En ce qui concerne le coefficient socio-professionnel, l'assuré indique qu'il s'agit d'un taux médico-social destiné à tenir compte des conséquences concrètes des séquelles sur la capacité de travail et de gain de la victime, sans qu'aucun texte n'impose que l'inaptitude et le licenciement soient strictement contemporains de la consolidation.
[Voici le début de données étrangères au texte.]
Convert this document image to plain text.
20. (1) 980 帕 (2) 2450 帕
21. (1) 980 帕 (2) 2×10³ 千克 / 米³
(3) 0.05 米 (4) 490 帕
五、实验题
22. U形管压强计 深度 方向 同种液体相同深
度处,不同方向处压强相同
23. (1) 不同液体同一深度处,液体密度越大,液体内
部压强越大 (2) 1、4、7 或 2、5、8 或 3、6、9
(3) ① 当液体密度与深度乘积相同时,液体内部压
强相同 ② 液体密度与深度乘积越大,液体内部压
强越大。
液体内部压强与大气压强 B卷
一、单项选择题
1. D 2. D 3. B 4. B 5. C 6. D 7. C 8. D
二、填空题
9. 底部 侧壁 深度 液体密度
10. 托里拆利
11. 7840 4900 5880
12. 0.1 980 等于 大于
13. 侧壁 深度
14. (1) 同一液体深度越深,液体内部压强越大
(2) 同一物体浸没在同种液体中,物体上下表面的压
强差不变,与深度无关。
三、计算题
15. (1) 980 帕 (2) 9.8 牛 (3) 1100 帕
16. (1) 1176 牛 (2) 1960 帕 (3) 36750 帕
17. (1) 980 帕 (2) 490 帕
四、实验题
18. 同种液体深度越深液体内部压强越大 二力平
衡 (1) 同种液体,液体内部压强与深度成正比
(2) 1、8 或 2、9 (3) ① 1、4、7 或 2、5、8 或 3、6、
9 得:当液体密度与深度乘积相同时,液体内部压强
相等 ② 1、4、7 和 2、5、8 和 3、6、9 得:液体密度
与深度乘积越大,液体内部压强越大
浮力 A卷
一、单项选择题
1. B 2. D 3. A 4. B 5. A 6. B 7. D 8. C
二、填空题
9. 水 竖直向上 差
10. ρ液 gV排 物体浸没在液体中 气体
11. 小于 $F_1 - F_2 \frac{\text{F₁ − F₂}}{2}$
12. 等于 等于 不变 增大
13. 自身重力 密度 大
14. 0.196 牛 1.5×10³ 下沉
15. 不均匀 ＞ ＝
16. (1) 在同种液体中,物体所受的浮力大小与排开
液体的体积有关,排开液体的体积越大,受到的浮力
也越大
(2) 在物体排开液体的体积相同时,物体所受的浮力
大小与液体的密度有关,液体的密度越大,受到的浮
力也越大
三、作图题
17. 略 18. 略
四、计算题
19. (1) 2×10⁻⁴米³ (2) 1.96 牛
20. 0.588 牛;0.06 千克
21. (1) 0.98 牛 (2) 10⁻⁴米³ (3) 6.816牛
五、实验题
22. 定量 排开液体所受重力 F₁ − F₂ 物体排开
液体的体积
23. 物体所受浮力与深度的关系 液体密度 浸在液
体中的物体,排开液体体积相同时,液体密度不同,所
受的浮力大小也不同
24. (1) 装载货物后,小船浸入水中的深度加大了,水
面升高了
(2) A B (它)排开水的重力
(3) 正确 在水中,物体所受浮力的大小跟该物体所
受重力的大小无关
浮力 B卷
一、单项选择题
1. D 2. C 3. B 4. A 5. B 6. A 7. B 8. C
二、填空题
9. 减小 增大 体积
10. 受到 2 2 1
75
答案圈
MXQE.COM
Il expose que, suite à l'accident du travail, il n'a pu reprendre son travail que dans le cadre d'un mi-temps thérapeutique, pour être à nouveau placé en arrêt de travail puis reconnu invalide de catégorie 2. Il précise que les attestations produites aux débats démontrent que la dégradation de son état de santé trouve son origine dans l'accident du travail et que les pathologies, désignées comme intercurrentes par la caisse, sont en réalité en lien direct avec son accident du travail, étant rappelé qu'il n'est pas exigé que ce lien soit exclusif. Il note que le médecin du travail l'a déclaré inapte, en remplissant le formulaire d'indemnité temporaire d'inaptitude, démontrant ainsi le lien entre l'inaptitude et accident du travail.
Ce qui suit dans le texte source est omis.